Clyde’s body was indeed at Lang Memorial Hospital—a trauma center for burn victims, the brain injured, and those with a host of other life-threatening issues. It hadn’t been easy to get past the brigade of nurses, but Marcella and her charm should never be underestimated. In a matter of moments, Delaney’d slipped passed the trauma nurses’ station unnoticed, with Clyde right behind her. Marcella slipped back out of the room after squeezing Clyde’s hand, then hugging her friend. “Safe journey, Clyde,” she offered with a gentle smile. “I’ll be right outside, D. Right there.” She pointed to the long, sterile hallway. “Waiting.”
So here they were.
Her, Clyde’s soul, and Clyde . . . er, Clyde’s body.
One big, fat, supernatural hoedown.
They stood by his bed. Parts of his body were wrapped in gauze, and he was hooked up to a ventilator and a heart monitor and some feeding tubes. According to the file Marcella had stolen, he had burns on only twenty percent of his body, yet another Clyde miracle, but that was only part of the problem.

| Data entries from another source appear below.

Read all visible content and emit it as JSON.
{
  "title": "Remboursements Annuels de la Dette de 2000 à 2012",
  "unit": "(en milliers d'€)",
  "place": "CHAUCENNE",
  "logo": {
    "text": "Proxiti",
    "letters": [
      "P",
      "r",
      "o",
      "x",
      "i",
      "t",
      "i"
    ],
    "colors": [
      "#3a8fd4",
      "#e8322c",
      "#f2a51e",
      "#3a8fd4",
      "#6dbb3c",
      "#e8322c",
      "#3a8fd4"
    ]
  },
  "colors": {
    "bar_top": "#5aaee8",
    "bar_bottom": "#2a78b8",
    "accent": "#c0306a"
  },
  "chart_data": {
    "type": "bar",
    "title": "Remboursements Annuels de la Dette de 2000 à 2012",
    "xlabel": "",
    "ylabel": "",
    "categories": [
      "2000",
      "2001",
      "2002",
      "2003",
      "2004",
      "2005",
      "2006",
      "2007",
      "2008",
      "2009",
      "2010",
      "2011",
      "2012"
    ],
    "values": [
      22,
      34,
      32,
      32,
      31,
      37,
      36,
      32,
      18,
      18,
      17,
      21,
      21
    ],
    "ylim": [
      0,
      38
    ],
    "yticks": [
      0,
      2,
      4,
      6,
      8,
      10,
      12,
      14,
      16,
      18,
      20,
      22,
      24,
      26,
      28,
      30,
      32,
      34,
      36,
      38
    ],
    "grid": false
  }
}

He’d suffered severe head trauma in the explosion. The file was filled with complicated medical terms Delaney was only half sure of—the only thing she was sure of was that Clyde really was terminal. Essentially, this vital, smart, overly logical, fantastic man was brain-dead, and had been for almost three months now. Clyde had been right—there were no wills, and no living relatives to sign a DNR.
Every fiber of her being had hoped against hope that Clyde would have even a small chance of survival, despite what Marcella’d told them. She’d prayed Marcella was wrong. Seeing him this way, his strong frame helpless and pale with tubes and monitors, left Delaney barren of any optimism.
Clyde took in his lifeless form with grave silence. He neither moved toward the bed, nor away from it.
Hopefully, when they pulled the plug Clyde’s soul would go where it’d always belonged, and this would all be over.
So. Over.
“So you have to go.”
“It looks like it.”
Puffing her cheeks out, Delaney fought to keep her focus on the task at hand. “Hookay, I say we don’t linger because that’ll just be bad for my already burning eyeballs.” And her heart. Her aching, clenching, pounding, anguish-riddled heart. “So here’s where we say good-bye. I ship you off to the big, white light and you walk into it, okay? No looking back—no waffling. Absolutely none or you’ll be in some big pile of stank. So . . . okay?” Delaney finally looked up at him, clenching her jaw to keep tears from seeping out of her eyes.